By South China Morning Post 

KUALA LUMPUR (Aug 29): As Malaysian Prime Minister Najib Razak becomes increasingly besieged by revelations in a US civil suit alleging fraud in his brainchild 1Malaysia Development Berhad (1MDB), his supporters are hitting back with a textbook tactic straight from classic psychological warfare manuals.

Over the past several days leading up to Malaysia’s 59th Independence Day on August 31, senior leaders and operatives of Najib’s party, United Malays National Organisation or Umno, are claiming that the suit by the Department of Justice is the start of a US plot to topple Najib.

Comparisons have been made between the DoJ suit and the 2003 invasion of Iraq when then-US President George W Bush used destroying weapons of mass destruction as a pretext for war.

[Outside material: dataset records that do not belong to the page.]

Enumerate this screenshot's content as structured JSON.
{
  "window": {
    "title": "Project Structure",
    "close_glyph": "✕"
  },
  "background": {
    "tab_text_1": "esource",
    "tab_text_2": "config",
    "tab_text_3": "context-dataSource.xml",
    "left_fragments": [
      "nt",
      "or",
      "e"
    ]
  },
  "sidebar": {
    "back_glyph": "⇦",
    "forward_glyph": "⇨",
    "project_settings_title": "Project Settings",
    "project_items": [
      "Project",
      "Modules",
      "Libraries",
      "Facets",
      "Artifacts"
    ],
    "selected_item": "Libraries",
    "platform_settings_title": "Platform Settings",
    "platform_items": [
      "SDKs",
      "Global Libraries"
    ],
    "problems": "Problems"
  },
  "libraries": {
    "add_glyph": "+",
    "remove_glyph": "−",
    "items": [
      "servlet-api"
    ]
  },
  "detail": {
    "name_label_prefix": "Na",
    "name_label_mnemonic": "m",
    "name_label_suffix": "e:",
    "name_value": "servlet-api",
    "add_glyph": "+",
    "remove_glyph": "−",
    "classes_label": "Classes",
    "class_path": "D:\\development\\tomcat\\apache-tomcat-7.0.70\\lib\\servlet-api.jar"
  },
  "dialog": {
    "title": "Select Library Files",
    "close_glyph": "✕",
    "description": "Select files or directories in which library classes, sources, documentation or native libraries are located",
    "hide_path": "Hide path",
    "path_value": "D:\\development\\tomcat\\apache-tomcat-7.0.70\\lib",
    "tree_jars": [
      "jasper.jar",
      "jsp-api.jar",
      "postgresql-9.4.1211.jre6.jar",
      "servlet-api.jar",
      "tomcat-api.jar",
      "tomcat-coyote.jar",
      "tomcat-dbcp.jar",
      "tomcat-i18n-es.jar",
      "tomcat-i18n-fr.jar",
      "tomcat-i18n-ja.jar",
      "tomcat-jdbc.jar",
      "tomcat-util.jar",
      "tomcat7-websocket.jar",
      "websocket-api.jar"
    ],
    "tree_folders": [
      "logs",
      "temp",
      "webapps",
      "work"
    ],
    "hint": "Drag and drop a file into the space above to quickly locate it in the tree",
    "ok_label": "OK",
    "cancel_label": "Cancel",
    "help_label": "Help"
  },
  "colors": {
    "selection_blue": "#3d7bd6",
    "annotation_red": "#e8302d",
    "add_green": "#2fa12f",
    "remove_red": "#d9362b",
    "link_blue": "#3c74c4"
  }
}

By channelling nationalistic feelings that intensify at this time of year, they hope to nullify a key message in the DoJ suit which has grabbed the public’s attention – that Najib’s associates and his stepson defrauded 1MDB. And that Najib very possibly benefited from the graft.

The propaganda war around the DoJ suit also serves to neutralise the latest two threats to the political survival of Najib and Umno. The first is a series of massive rallies by electoral reform group Bersih 2.0 to pressure the government to reopen investigations into 1MDB.

The other, bigger, threat is Bersatu, a political party set up by the former premier Mahathir Mohamad, Najib’s highly regarded former deputy Muhyiddin Yassin and other former Umno rebels. Bersatu aims to replace Umno as the party of choice among Malaysia’s rural ethnic Malays, a key voting bloc, and to defeat Umno and its allies in the next general election.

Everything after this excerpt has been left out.